The good news is you will eventually graduate from college. The bad news is once you’ve got that bachelor’s degree you’re a lot like a shiny, expensive rocket sitting out there waiting to launch. All dressed up, with nowhere to go. You’re a shiny rocket sitting next to thousands of other shiny new rockets (and by all accounts employers aren’t very impressed), all hoping to achieve escape velocity and successfully launch into the real world. But here’s the thing everyone forgot to tell you: Rockets achieve escape velocity by using expendable booster rockets. Sure, they jettison those after launch, but they need them to get that extra push up out of the Earth’s gravitational pull. Having interviewed hundreds of current students and new grads, I’ve come to believe extracurriculars are the booster rockets that teach all the soft skills required for students to quickly and successfully launch into professional life.

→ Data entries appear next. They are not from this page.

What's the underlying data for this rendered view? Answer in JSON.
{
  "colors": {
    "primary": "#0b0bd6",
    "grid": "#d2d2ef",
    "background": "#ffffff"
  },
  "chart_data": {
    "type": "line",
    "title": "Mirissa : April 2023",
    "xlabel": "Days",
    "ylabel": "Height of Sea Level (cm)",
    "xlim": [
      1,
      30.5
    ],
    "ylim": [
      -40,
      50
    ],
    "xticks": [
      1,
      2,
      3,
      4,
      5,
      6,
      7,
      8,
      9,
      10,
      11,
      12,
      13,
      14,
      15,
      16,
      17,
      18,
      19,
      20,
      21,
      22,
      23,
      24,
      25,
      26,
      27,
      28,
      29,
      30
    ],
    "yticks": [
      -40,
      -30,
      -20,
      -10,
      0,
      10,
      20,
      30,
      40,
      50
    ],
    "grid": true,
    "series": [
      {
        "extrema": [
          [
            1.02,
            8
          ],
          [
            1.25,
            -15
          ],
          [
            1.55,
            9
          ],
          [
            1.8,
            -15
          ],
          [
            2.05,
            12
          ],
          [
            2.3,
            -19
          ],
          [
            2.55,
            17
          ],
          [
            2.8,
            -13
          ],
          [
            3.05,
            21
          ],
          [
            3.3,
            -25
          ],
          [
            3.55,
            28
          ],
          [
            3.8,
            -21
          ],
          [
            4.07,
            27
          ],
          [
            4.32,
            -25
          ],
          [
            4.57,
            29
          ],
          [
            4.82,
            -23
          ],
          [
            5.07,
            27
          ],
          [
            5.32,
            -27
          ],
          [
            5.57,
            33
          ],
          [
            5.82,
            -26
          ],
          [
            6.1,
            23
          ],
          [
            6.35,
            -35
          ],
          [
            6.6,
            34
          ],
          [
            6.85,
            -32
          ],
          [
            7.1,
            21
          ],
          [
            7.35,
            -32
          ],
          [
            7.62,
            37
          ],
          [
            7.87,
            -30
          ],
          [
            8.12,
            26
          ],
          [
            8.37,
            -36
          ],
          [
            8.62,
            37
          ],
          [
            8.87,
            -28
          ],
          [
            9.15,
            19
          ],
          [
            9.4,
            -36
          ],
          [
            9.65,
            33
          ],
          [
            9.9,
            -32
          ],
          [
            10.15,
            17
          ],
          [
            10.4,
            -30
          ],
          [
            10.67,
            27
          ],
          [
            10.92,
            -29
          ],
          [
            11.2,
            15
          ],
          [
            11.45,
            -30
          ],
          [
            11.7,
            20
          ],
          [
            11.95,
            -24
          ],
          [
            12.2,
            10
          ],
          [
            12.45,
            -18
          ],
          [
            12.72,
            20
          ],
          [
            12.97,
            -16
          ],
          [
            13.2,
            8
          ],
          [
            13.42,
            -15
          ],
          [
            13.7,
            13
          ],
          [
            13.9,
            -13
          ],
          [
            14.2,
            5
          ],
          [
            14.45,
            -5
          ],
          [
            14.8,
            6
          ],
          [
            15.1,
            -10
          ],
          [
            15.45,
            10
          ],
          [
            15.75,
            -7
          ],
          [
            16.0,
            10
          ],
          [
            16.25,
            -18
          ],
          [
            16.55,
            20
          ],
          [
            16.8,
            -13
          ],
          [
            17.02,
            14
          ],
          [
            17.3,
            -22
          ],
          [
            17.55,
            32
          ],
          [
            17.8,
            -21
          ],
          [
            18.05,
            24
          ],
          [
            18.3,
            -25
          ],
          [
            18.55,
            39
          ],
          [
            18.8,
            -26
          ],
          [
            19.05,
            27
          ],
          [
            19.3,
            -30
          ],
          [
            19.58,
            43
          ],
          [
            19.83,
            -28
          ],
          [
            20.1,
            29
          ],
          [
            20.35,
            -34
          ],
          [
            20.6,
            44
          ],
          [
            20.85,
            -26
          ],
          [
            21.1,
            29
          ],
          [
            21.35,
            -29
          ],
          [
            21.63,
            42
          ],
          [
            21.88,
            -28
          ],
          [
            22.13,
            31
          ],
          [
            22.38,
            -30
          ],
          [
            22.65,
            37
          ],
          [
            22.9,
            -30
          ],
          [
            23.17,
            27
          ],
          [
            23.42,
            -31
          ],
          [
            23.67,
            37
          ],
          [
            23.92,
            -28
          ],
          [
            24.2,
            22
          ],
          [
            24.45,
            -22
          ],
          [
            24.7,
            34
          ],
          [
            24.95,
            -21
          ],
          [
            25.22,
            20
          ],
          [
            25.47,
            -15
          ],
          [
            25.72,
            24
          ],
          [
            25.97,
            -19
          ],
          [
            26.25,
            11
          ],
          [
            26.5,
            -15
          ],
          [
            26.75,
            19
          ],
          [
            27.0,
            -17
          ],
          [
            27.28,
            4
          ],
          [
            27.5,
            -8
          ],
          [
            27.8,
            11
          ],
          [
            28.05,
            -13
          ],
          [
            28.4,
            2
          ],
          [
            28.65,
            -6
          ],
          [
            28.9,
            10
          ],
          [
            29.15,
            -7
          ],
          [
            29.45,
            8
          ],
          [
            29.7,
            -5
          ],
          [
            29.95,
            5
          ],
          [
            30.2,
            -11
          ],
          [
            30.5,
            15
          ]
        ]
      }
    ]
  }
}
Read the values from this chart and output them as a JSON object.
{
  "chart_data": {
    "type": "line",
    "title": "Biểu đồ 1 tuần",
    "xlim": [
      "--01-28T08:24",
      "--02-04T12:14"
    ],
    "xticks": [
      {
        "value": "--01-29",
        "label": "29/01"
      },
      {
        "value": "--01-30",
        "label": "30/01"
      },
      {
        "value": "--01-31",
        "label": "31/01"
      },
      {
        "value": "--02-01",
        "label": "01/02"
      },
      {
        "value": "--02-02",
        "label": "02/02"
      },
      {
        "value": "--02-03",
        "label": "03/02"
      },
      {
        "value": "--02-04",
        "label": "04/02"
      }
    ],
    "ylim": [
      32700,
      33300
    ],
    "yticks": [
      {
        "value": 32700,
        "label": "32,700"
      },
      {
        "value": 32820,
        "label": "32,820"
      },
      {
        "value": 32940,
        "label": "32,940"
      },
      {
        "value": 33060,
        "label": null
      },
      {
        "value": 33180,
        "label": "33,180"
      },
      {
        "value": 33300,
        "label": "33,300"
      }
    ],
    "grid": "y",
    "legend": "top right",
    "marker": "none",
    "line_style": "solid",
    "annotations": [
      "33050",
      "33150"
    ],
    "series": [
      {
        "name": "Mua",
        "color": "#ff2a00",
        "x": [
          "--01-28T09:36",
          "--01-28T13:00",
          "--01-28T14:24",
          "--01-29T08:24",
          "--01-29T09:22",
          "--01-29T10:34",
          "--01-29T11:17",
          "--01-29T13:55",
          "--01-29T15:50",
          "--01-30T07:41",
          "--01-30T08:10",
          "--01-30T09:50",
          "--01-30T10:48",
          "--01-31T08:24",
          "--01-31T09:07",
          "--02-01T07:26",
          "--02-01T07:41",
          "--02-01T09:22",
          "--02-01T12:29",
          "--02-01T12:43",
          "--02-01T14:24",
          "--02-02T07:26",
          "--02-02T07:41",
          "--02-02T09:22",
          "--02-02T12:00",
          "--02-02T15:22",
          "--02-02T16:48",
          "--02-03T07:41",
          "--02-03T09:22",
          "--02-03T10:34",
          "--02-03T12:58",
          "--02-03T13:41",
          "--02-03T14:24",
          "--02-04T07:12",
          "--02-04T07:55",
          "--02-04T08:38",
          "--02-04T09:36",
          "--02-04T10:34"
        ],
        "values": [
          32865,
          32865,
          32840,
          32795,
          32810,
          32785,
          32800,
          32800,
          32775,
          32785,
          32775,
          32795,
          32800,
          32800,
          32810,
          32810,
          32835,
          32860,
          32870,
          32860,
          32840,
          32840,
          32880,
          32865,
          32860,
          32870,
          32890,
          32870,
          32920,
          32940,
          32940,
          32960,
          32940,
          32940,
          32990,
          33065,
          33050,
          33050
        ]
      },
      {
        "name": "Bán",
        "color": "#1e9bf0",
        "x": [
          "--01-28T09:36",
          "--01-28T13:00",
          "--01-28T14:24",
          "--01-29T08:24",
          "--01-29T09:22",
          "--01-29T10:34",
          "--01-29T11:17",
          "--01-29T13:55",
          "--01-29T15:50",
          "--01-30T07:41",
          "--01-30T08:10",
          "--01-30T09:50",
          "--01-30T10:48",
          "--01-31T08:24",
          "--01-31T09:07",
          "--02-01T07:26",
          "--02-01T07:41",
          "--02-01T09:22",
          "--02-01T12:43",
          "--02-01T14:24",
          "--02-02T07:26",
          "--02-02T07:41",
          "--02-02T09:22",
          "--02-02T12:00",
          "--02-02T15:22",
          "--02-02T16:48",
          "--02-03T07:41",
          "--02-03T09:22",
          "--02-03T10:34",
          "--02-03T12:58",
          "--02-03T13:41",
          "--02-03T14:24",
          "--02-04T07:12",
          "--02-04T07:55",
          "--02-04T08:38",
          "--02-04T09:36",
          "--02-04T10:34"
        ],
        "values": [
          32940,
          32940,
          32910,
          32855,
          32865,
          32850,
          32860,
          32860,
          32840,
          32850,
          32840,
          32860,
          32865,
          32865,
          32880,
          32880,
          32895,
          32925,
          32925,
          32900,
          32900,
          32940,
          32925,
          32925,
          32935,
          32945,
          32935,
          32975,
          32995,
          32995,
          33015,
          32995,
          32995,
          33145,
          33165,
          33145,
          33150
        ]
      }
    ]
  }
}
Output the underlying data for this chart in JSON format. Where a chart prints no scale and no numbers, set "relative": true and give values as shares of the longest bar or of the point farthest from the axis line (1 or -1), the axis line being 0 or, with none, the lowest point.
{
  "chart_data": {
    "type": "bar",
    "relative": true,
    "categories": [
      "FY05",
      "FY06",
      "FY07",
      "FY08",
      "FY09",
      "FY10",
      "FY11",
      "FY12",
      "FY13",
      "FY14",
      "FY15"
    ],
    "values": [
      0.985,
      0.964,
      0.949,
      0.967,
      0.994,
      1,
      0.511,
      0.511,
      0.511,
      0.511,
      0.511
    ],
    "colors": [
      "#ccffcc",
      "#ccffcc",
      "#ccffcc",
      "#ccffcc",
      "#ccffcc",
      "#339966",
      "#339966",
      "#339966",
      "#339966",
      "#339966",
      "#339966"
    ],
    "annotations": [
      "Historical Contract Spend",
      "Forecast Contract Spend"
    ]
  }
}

Yes, that same massive load of extracurriculars that got you into college. They are real-world environments, with all the same messy issues that come up in my clients’ companies and running a small business like mine. Plus, they are open to anybody, so if you’re missing a skill set, you can jump in and get it. Rarely an interview needed, just a willingness to work hard for the cause–whether that’s the intramural ultimate frisbee team, the beekeeping club, or volunteer work with a local non-profit. The stakes aren’t that high, inexperience is welcomed, and failure isn’t fatal. (You’ll likely never encounter that freedom again in your professional life.) You’re free to dabble, make shorter-term commitments, and learn from your peers and your mistakes.
What I’ve done is broken the soft skills into four key groups and their logical subsets and then given you suggestions for how to get those skills. My four key soft skill areas are Communicate, Organize, Relate, and Execute. Where possible, I’ve flagged the shortcomings of some obvious venues where you might be investing time, so even the most engaged student leader may find they need to make a course correction. Sometimes it’s as simple as thinking about how the pieces fit together.
I also think there are a lot of small things that parents and colleges can do to facilitate student success in their extracurricular activities–making sure that those titles and jobs really mean something when they get listed on a resume.
A little dose of real life, with actual jobs held in school, is another big plus. My favorite producers and account managers have always been people who had tough jobs in college–fast-paced bars with the occasional drunken, irrational customers were my very favorite resume lines.